Inspired by Ukraine, perhaps, Georgian parliamentarians suggest calling persona non grata Moscow Mayor Yuri Luzhkov. According to Kommersant, the reason is again the heated rhetoric of mayor, who urged to recognize the independence of Abkhazia and South Ossetia.
The cause of agitation in Georgia’s parliament is Luzhkov’s interview that he gave in St. Petersburg June 7. The mayor urged to recognize independence of Abkhazia and South Ossetia, reasoning that it was something inevitable and specifying that the nations of Abkhazia and South Ossentia weren`t related to Georgia’s nation.
Luzhkov focused on Georgia in a month after his notorious speech delivered in Sevastopol, Ukraine, during the celebration of the RF Black Sea Fleet anniversary. He said Ukrainian ownership of Sevastopol wasn’t spelled out in any binding agreement, and Kyiv immediately responded by banning the mayor from visiting Ukraine.

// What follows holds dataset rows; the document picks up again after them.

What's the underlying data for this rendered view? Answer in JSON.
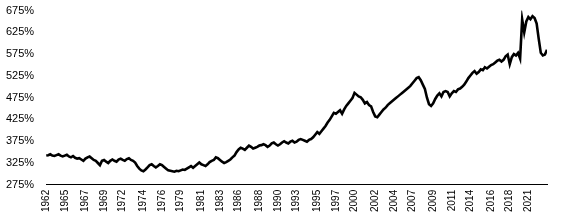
{
  "chart_data": {
    "type": "line",
    "color": "#000000",
    "grid": false,
    "categories": [
      "1962",
      null,
      null,
      null,
      null,
      null,
      null,
      null,
      null,
      "1965",
      null,
      null,
      null,
      null,
      null,
      null,
      null,
      null,
      null,
      "1967",
      null,
      null,
      null,
      null,
      null,
      null,
      null,
      null,
      "1969",
      null,
      null,
      null,
      null,
      null,
      null,
      null,
      null,
      "1972",
      null,
      null,
      null,
      null,
      null,
      null,
      null,
      null,
      null,
      "1974",
      null,
      null,
      null,
      null,
      null,
      null,
      null,
      null,
      "1976",
      null,
      null,
      null,
      null,
      null,
      null,
      null,
      null,
      "1979",
      null,
      null,
      null,
      null,
      null,
      null,
      null,
      null,
      null,
      "1981",
      null,
      null,
      null,
      null,
      null,
      null,
      null,
      null,
      "1983",
      null,
      null,
      null,
      null,
      null,
      null,
      null,
      null,
      "1986",
      null,
      null,
      null,
      null,
      null,
      null,
      null,
      null,
      null,
      "1988",
      null,
      null,
      null,
      null,
      null,
      null,
      null,
      null,
      "1990",
      null,
      null,
      null,
      null,
      null,
      null,
      null,
      null,
      "1993",
      null,
      null,
      null,
      null,
      null,
      null,
      null,
      null,
      null,
      "1995",
      null,
      null,
      null,
      null,
      null,
      null,
      null,
      null,
      "1997",
      null,
      null,
      null,
      null,
      null,
      null,
      null,
      null,
      "2000",
      null,
      null,
      null,
      null,
      null,
      null,
      null,
      null,
      null,
      "2002",
      null,
      null,
      null,
      null,
      null,
      null,
      null,
      null,
      "2004",
      null,
      null,
      null,
      null,
      null,
      null,
      null,
      null,
      "2007",
      null,
      null,
      null,
      null,
      null,
      null,
      null,
      null,
      null,
      "2009",
      null,
      null,
      null,
      null,
      null,
      null,
      null,
      null,
      "2011",
      null,
      null,
      null,
      null,
      null,
      null,
      null,
      null,
      "2014",
      null,
      null,
      null,
      null,
      null,
      null,
      null,
      null,
      null,
      "2016",
      null,
      null,
      null,
      null,
      null,
      null,
      null,
      null,
      "2018",
      null,
      null,
      null,
      null,
      null,
      null,
      null,
      null,
      "2021",
      null,
      null,
      null,
      null,
      null,
      null,
      null,
      null,
      null
    ],
    "values": [
      342,
      343,
      345,
      342,
      341,
      343,
      345,
      342,
      340,
      342,
      344,
      340,
      338,
      341,
      337,
      335,
      336,
      333,
      330,
      335,
      338,
      340,
      336,
      332,
      330,
      325,
      320,
      330,
      332,
      328,
      325,
      330,
      333,
      330,
      328,
      333,
      335,
      332,
      330,
      334,
      336,
      332,
      330,
      326,
      318,
      312,
      308,
      306,
      310,
      315,
      320,
      322,
      318,
      315,
      318,
      322,
      320,
      316,
      312,
      308,
      307,
      306,
      305,
      307,
      306,
      308,
      310,
      309,
      312,
      315,
      318,
      314,
      318,
      322,
      326,
      322,
      320,
      318,
      322,
      327,
      330,
      332,
      338,
      336,
      332,
      328,
      325,
      327,
      330,
      333,
      338,
      342,
      350,
      356,
      360,
      358,
      355,
      360,
      365,
      362,
      358,
      360,
      362,
      365,
      366,
      368,
      366,
      362,
      365,
      370,
      372,
      368,
      365,
      368,
      372,
      375,
      372,
      370,
      374,
      376,
      372,
      374,
      378,
      380,
      378,
      376,
      374,
      378,
      380,
      384,
      390,
      396,
      392,
      398,
      404,
      410,
      418,
      424,
      432,
      440,
      438,
      442,
      446,
      438,
      448,
      456,
      462,
      468,
      474,
      486,
      482,
      478,
      476,
      470,
      462,
      465,
      458,
      455,
      442,
      432,
      430,
      436,
      442,
      448,
      452,
      458,
      462,
      466,
      470,
      474,
      478,
      482,
      486,
      490,
      494,
      498,
      502,
      508,
      514,
      520,
      522,
      515,
      505,
      495,
      475,
      460,
      456,
      462,
      472,
      480,
      485,
      478,
      488,
      490,
      488,
      478,
      485,
      490,
      488,
      494,
      496,
      500,
      505,
      512,
      520,
      526,
      532,
      536,
      530,
      534,
      540,
      538,
      545,
      542,
      546,
      550,
      552,
      556,
      560,
      562,
      558,
      562,
      570,
      574,
      552,
      568,
      575,
      572,
      578,
      565,
      655,
      625,
      650,
      660,
      655,
      662,
      658,
      645,
      610,
      578,
      572,
      574,
      585
    ],
    "ylim": [
      275,
      675
    ],
    "yticks": [
      {
        "value": 275,
        "label": "275%"
      },
      {
        "value": 325,
        "label": "325%"
      },
      {
        "value": 375,
        "label": "375%"
      },
      {
        "value": 425,
        "label": "425%"
      },
      {
        "value": 475,
        "label": "475%"
      },
      {
        "value": 525,
        "label": "525%"
      },
      {
        "value": 575,
        "label": "575%"
      },
      {
        "value": 625,
        "label": "625%"
      },
      {
        "value": 675,
        "label": "675%"
      }
    ]
  }
}
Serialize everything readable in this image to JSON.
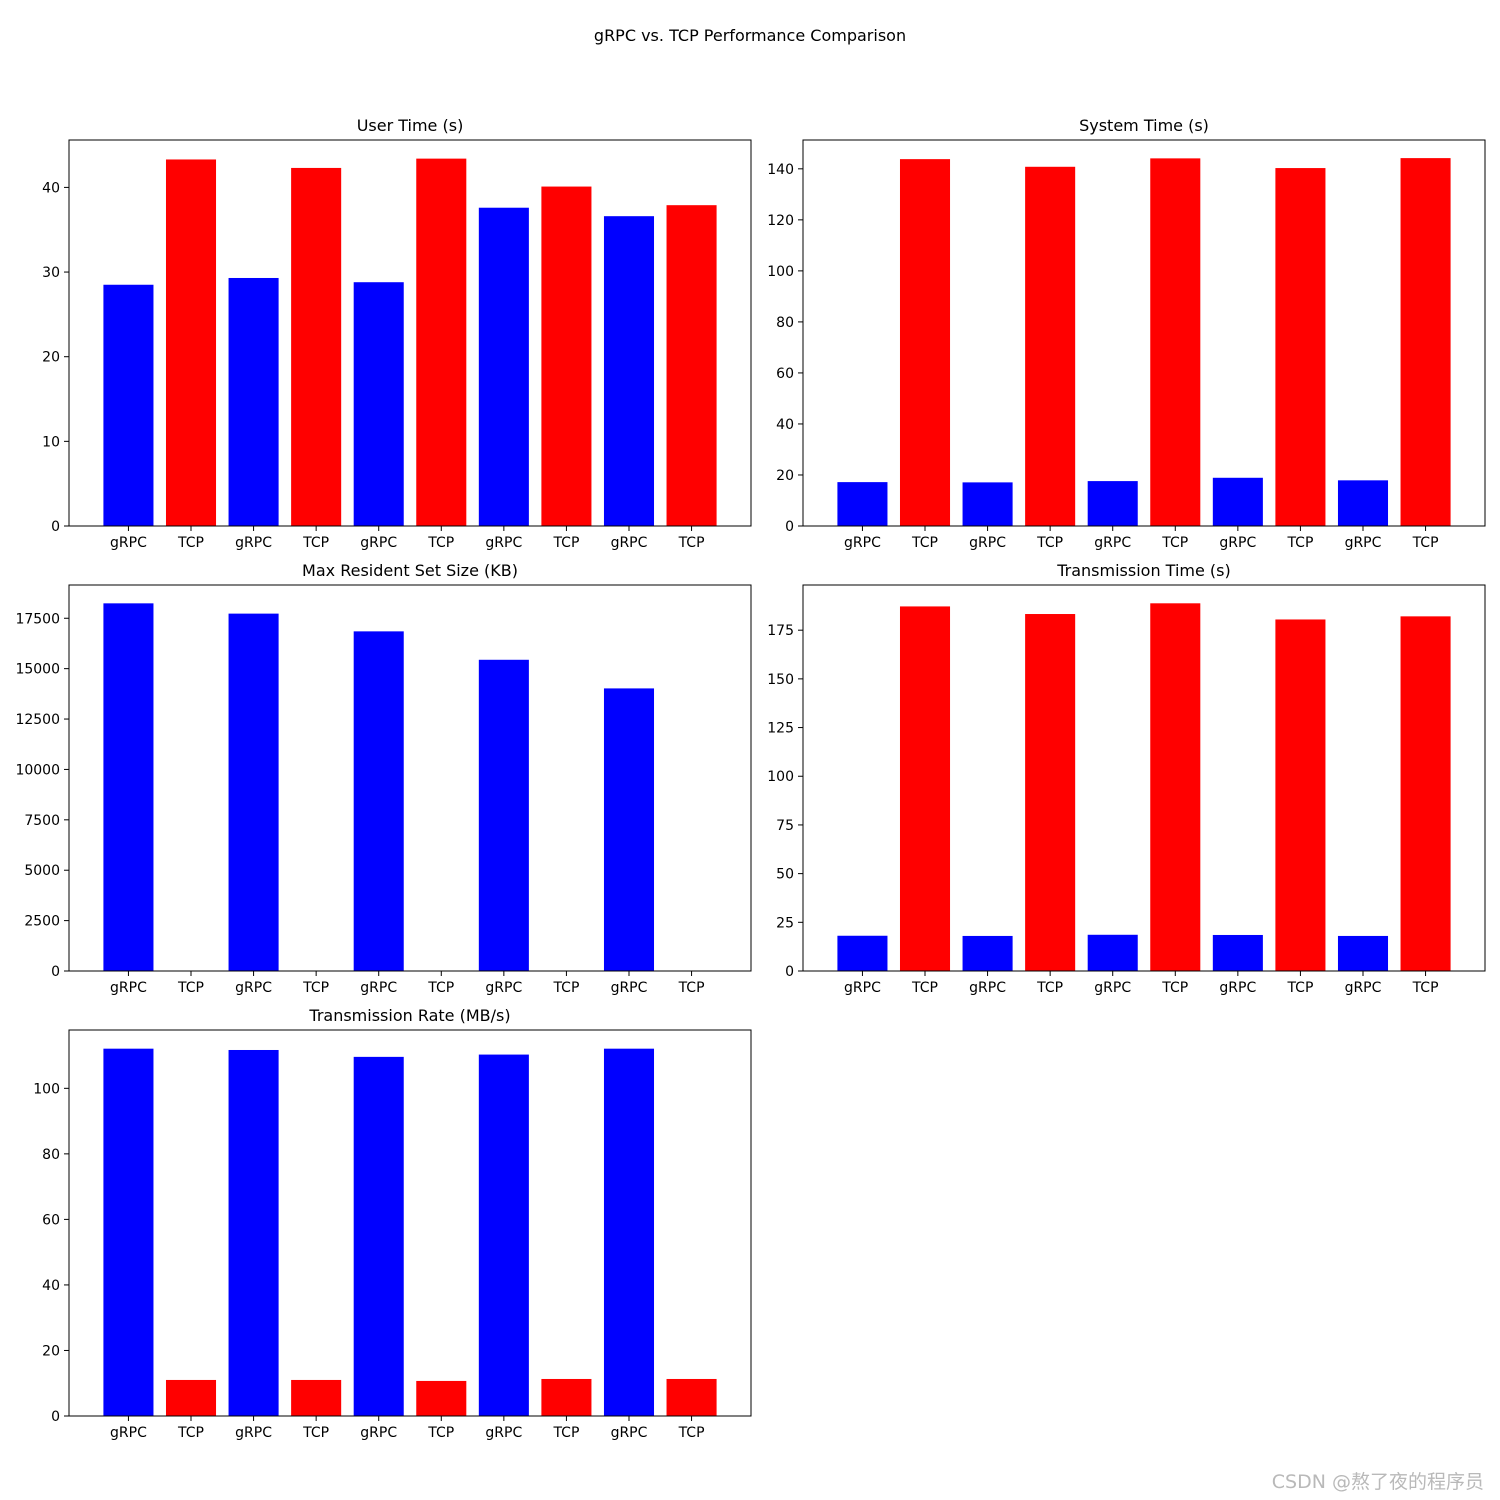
{
  "figure": {
    "title": "gRPC vs. TCP Performance Comparison",
    "watermark": "CSDN @熬了夜的程序员"
  },
  "colors": {
    "grpc": "#0000ff",
    "tcp": "#ff0000"
  },
  "chart_data": [
    {
      "type": "bar",
      "title": "User Time (s)",
      "categories": [
        "gRPC",
        "TCP",
        "gRPC",
        "TCP",
        "gRPC",
        "TCP",
        "gRPC",
        "TCP",
        "gRPC",
        "TCP"
      ],
      "values": [
        28.5,
        43.3,
        29.3,
        42.3,
        28.8,
        43.4,
        37.6,
        40.1,
        36.6,
        37.9
      ],
      "yticks": [
        0,
        10,
        20,
        30,
        40
      ],
      "ylim": [
        0,
        45.6
      ]
    },
    {
      "type": "bar",
      "title": "System Time (s)",
      "categories": [
        "gRPC",
        "TCP",
        "gRPC",
        "TCP",
        "gRPC",
        "TCP",
        "gRPC",
        "TCP",
        "gRPC",
        "TCP"
      ],
      "values": [
        17.2,
        143.8,
        17.1,
        140.8,
        17.6,
        144.1,
        18.9,
        140.3,
        17.9,
        144.2
      ],
      "yticks": [
        0,
        20,
        40,
        60,
        80,
        100,
        120,
        140
      ],
      "ylim": [
        0,
        151.3
      ]
    },
    {
      "type": "bar",
      "title": "Max Resident Set Size (KB)",
      "categories": [
        "gRPC",
        "TCP",
        "gRPC",
        "TCP",
        "gRPC",
        "TCP",
        "gRPC",
        "TCP",
        "gRPC",
        "TCP"
      ],
      "values": [
        18240,
        0,
        17730,
        0,
        16850,
        0,
        15440,
        0,
        14020,
        0
      ],
      "yticks": [
        0,
        2500,
        5000,
        7500,
        10000,
        12500,
        15000,
        17500
      ],
      "ylim": [
        0,
        19150
      ]
    },
    {
      "type": "bar",
      "title": "Transmission Time (s)",
      "categories": [
        "gRPC",
        "TCP",
        "gRPC",
        "TCP",
        "gRPC",
        "TCP",
        "gRPC",
        "TCP",
        "gRPC",
        "TCP"
      ],
      "values": [
        18.1,
        187.2,
        18.0,
        183.3,
        18.6,
        188.8,
        18.5,
        180.5,
        18.0,
        182.1
      ],
      "yticks": [
        0,
        25,
        50,
        75,
        100,
        125,
        150,
        175
      ],
      "ylim": [
        0,
        198.2
      ]
    },
    {
      "type": "bar",
      "title": "Transmission Rate (MB/s)",
      "categories": [
        "gRPC",
        "TCP",
        "gRPC",
        "TCP",
        "gRPC",
        "TCP",
        "gRPC",
        "TCP",
        "gRPC",
        "TCP"
      ],
      "values": [
        112.1,
        11.0,
        111.7,
        11.0,
        109.6,
        10.7,
        110.3,
        11.3,
        112.1,
        11.3
      ],
      "yticks": [
        0,
        20,
        40,
        60,
        80,
        100
      ],
      "ylim": [
        0,
        117.8
      ]
    }
  ]
}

Once a part of Georgian Soviet Republic, Abkhazia claimed independence immediately after collapse of the USSR. Georgia brought troops in August 1992 but only to face the armed opposition. The military conflict ended August 30, 1993, stripping Georgia of its control over Abkhazia, which has been seeking the independence recognition ever since.
No state has recognized Abkhazia so far, while Georgia regards it an integral part of the territory and is ready to grant broad autonomy. Russia’s peacekeepers secure the peace in the conflict area, and negotiations for peaceful settlement of the conflict were suspended in 2006.
South Ossetia was Georgia’s autonomy in the USSR. But Georgia’s first president Zviad Gamsakhurdia cancelled this status in 1991, stirring up a military conflict with South Ossetia. The war continued till 1992 and Georgia lost control as a result of it. South Ossetia has been seeking independence ever since. A mixed contingent of Russia’s, Georgian and North Ossetia’s peacekeepers secure peace in the territory.